Investigating the roles of SKN-1B and RNA polymerase III in ageing

The diseases of ageing represent an increasingly severe threat to human health, and most societies are experiencing an unprecedented demographic shift towards an older population. In this thesis the nematode worm C. elegans is used to examine two aspects of the ageing process. Firstly, it investigates the function of skn-1b. skn-1 is the C. elegans orthologue of mammalian NRF proteins and is required for normal longevity and stress resistance. The skn-1b isoform is expressed in two ASI neurons and is known to be required for the longevity resulting from the life-extending intervention dietary restriction, however little is known about the mechanisms by which this is possible. This study shows that skn-1b expression peaks at the L2 stage and that its levels and patterns are modulated by food levels in the external environment with daf-11 being an important mediator of this. Signalling from ASI neurons via secreted ILPs and TGF-β ligand appears disrupted in animals lacking skn-1b, and animals lacking skn-1b display a cell non-autonomous failure to properly activate the UPRER when challenged with tunicamycin.
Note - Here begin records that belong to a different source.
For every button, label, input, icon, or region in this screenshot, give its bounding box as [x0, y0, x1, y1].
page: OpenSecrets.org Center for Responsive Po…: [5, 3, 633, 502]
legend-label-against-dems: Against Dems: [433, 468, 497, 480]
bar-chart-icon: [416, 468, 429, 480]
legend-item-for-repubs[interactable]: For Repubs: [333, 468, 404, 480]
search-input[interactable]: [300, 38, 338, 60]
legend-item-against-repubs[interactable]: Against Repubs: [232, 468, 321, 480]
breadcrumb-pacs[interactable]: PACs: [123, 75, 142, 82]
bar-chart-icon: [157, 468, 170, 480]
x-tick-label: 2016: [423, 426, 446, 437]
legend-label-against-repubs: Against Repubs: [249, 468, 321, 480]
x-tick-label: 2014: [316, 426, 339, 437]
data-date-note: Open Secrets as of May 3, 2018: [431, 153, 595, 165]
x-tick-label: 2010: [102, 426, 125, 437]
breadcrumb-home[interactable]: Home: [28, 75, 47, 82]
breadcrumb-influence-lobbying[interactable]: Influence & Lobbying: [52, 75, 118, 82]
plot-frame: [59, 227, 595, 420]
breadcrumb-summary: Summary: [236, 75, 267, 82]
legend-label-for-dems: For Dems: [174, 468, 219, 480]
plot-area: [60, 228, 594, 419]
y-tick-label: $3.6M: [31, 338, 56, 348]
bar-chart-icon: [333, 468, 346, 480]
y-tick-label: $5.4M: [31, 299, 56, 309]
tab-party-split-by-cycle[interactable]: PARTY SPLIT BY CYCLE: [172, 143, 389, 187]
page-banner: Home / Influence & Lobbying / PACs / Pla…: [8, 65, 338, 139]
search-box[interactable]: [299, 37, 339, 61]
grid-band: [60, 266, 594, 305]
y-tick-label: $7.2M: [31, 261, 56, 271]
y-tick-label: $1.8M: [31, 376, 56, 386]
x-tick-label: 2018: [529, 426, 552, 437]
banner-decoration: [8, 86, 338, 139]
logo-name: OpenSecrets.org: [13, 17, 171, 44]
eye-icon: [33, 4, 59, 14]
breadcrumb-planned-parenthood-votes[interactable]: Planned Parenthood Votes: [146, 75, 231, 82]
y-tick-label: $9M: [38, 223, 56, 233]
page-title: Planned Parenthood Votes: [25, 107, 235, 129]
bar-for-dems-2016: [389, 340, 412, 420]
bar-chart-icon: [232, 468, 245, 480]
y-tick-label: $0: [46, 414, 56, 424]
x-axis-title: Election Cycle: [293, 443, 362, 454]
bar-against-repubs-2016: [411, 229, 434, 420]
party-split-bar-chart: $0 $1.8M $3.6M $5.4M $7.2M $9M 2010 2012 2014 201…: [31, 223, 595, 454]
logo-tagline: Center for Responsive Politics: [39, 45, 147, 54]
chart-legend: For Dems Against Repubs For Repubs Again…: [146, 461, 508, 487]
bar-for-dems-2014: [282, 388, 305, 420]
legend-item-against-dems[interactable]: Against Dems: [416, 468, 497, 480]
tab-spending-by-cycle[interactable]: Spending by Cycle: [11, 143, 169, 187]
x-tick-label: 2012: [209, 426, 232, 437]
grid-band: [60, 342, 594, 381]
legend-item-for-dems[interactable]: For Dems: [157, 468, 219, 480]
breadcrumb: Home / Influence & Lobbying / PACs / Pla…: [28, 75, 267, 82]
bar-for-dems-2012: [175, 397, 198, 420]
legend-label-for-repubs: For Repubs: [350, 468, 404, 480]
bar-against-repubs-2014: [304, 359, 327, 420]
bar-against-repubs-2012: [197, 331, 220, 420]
It also reports that the SKN-1B protein is a functional transcription factor, but that skn-1b is not required for oxidative stress resistance, normal lifespan or brood size. In the second part of this thesis we identify RNA polymerase III as limiting lifespan in C. elegans, showing that knockdown of Pol III function using rpc-1 RNAi can extend lifespan either when active in the whole worm or just the intestine. Inhibition of Pol III protects the C. elegans intestine showing that at least one ageing pathology is delayed. Finally, this thesis shows that this lifespan extension is separable from that resulting from inhibition of 12 Ribosomal Protein S6 Kinase (rsks-1). Taken together, the findings presented here shed more light on the role of transcriptional regulators in the ageing process.